Athena, coming into the TARDIS, paused in the empty control room. She had not expected it to be empty, and she was very impressed with her father. Smiling, she headed through the TARDIS, which helpfully moved the door to her father’s study to immediately off the control room.
The study was a newer room on the TARDIS, and not one her father used very often--usually only if she and Fortuna were monopolizing the library with a movie her father did not wish to subject himself to, and then he would retreat to his study to tinker in peace, as he called it. But Athena was well aware her father was an extremely social creature who hated quiet and alone time, and, despite the sulk he would sometimes throw for show, he was almost always to be found near one member of the family, even if they were not engaged in active conversation. Athena thought there must be something about having been the only Time Lord in the universe that made proximity to others necessary, as Fortuna suffered from the same compulsion.
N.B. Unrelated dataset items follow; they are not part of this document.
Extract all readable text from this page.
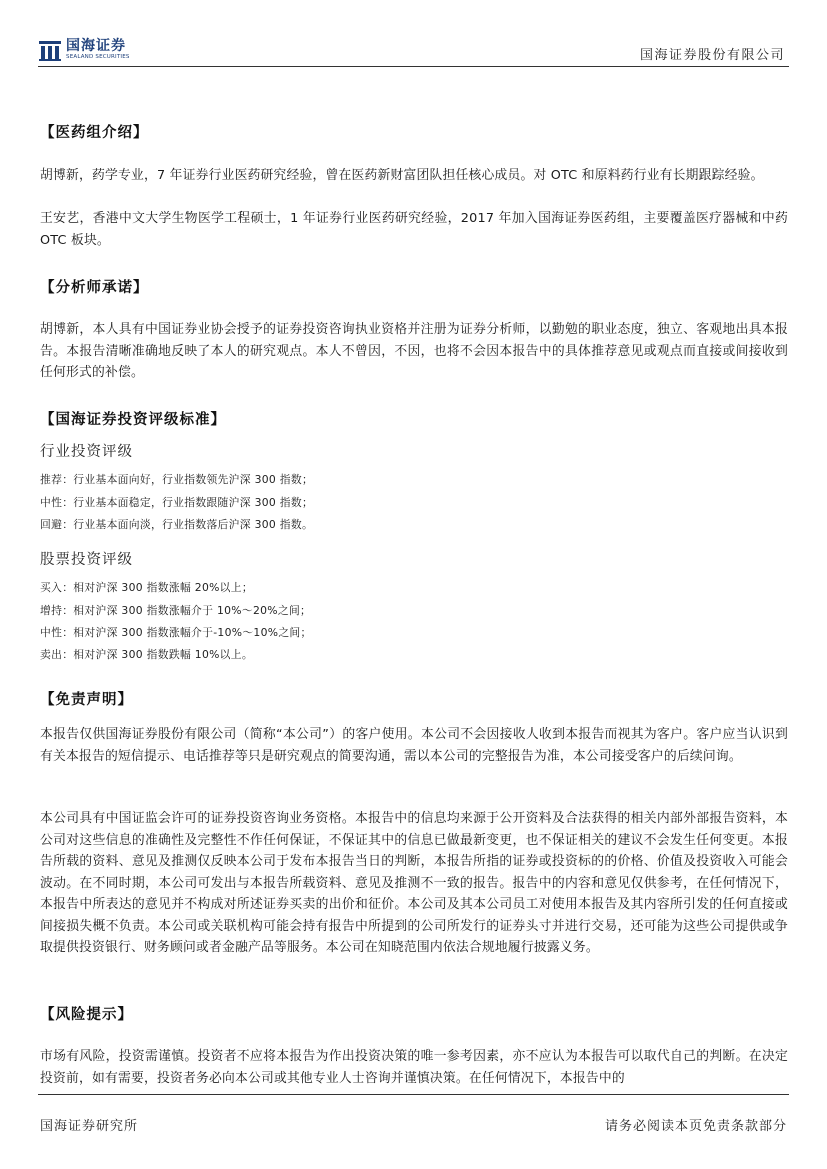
国海证券
SEALAND SECURITIES	国海证券股份有限公司
【医药组介绍】

胡博新，药学专业，7 年证券行业医药研究经验，曾在医药新财富团队担任核心成员。对 OTC 和原料药行业有长期跟踪经验。

王安艺，香港中文大学生物医学工程硕士，1 年证券行业医药研究经验，2017 年加入国海证券医药组，主要覆盖医疗器械和中药 OTC 板块。

【分析师承诺】

胡博新，本人具有中国证券业协会授予的证券投资咨询执业资格并注册为证券分析师，以勤勉的职业态度，独立、客观地出具本报告。本报告清晰准确地反映了本人的研究观点。本人不曾因，不因，也将不会因本报告中的具体推荐意见或观点而直接或间接收到任何形式的补偿。

【国海证券投资评级标准】
行业投资评级
推荐：行业基本面向好，行业指数领先沪深 300 指数；
中性：行业基本面稳定，行业指数跟随沪深 300 指数；
回避：行业基本面向淡，行业指数落后沪深 300 指数。
股票投资评级
买入：相对沪深 300 指数涨幅 20%以上；
增持：相对沪深 300 指数涨幅介于 10%～20%之间；
中性：相对沪深 300 指数涨幅介于-10%～10%之间；
卖出：相对沪深 300 指数跌幅 10%以上。
【免责声明】

本报告仅供国海证券股份有限公司（简称“本公司”）的客户使用。本公司不会因接收人收到本报告而视其为客户。客户应当认识到有关本报告的短信提示、电话推荐等只是研究观点的简要沟通，需以本公司的完整报告为准，本公司接受客户的后续问询。

本公司具有中国证监会许可的证券投资咨询业务资格。本报告中的信息均来源于公开资料及合法获得的相关内部外部报告资料，本公司对这些信息的准确性及完整性不作任何保证，不保证其中的信息已做最新变更，也不保证相关的建议不会发生任何变更。本报告所载的资料、意见及推测仅反映本公司于发布本报告当日的判断，本报告所指的证券或投资标的的价格、价值及投资收入可能会波动。在不同时期，本公司可发出与本报告所载资料、意见及推测不一致的报告。报告中的内容和意见仅供参考，在任何情况下，本报告中所表达的意见并不构成对所述证券买卖的出价和征价。本公司及其本公司员工对使用本报告及其内容所引发的任何直接或间接损失概不负责。本公司或关联机构可能会持有报告中所提到的公司所发行的证券头寸并进行交易，还可能为这些公司提供或争取提供投资银行、财务顾问或者金融产品等服务。本公司在知晓范围内依法合规地履行披露义务。

【风险提示】

市场有风险，投资需谨慎。投资者不应将本报告为作出投资决策的唯一参考因素，亦不应认为本报告可以取代自己的判断。在决定投资前，如有需要，投资者务必向本公司或其他专业人士咨询并谨慎决策。在任何情况下，本报告中的

国海证券研究所	请务必阅读本页免责条款部分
Athena knocked on the door, and her father’s voice called, “It’s open!”
She swung the door open, and he looked up from where he was kicked back in the chair behind the desk, Converse-clad feet up on the desk, enormous Gallifreyan book on his lap, hand absently tangled in his hair. He lifted his eyebrows when he saw her and said, “You’re home.”
“Yes.” She folded her arms and leaned against the doorjamb. “And you waited up.”
He looked affronted. “I did not ‘wait up!’ It’s just that I don’t sleep! So it always seems like I’m waiting up! Even when I’m not!”
Athena smiled at him. “D’you want to get a cuppa?” she asked.
His face lit up, and Athena wondered if he’d really thought, as her mother had warned her, that she would never speak to him again now that she had started talking to other male creatures. Boys were really so silly, even nine-hundred-year-old ones. “Yes! Absolutement!” He dropped his feet to the ground and stood up, dropping his book negligently on his desk and walking out into the hallway with her.
“Where’s Mum? Sleeping?” asked Athena, as they walked to the kitchen together.
“Yes,” he answered.
“And where are the others?”
He looked surprised. “I dunno. Around, somewhere. You haven’t seen them?”
She shook her head, walking over to fill the kettle with water. “Came to find you first.”
“Why me first?”
He sounded suspicious. She looked at him as she set the kettle on. “I thought you might want to hear about my evening.”
“Why would I have to hear about your evening? What did he do to you?”
“Dad.” She huffed in a bit of exasperation and sat down at the table. “Nothing. It was a lovely evening. I thought you might want to hear about it.”
He still looked wary, but he sat opposite her. He pulled at his earlobe, and then he said, “Where did he take you?”
“To this nice little restaurant. I had grilled K.J.D., and it was delicious. And he was a perfect gentleman, the entire time.”
“Yeah? Was he nice?”
“Very nice. Very sweet. Very polite. Funny.”
“Really? Good.”
Athena smiled at him as the kettle clicked. “Ah, say it like you mean it.”
“I do mean it,” he protested, as she stood and commenced to preparing their cups of tea. “Surely you know I never want you to have an evening that’s anything other than amazing.”
Athena concentrated for a moment on his cup of tea, before turning and presenting it to him and then saying, sincerely, “Thank you.”
He tipped the corner of his mouth up at her in a smile. “I’m glad you had a good time tonight, Theenie. I am. I’m glad he turned out to be lovely.”
Athena smiled back. “Welllll, let’s not go overboard.” She retrieved her own cup of tea and sat opposite her dad again. “I’m not going to marry him or anything. But he was nice. It was nice. Thank you for letting me go.”
Her father looked at her for a second, then sighed heavily and shook his head a bit.
“What?” she asked, alarmed.
He propped his head on his fist and chuckled. “Nothing. It’s just…You’re so much like your mother. I should keep you locked in this TARDIS for the good of the general young male population out there, rather than worrying about you.”
Athena laughed. “Good. Maybe you’ll remember that the next time a boy asks me out and not take such a huge fit about it.”
The Doctor considered, then concluded, “Probably not.”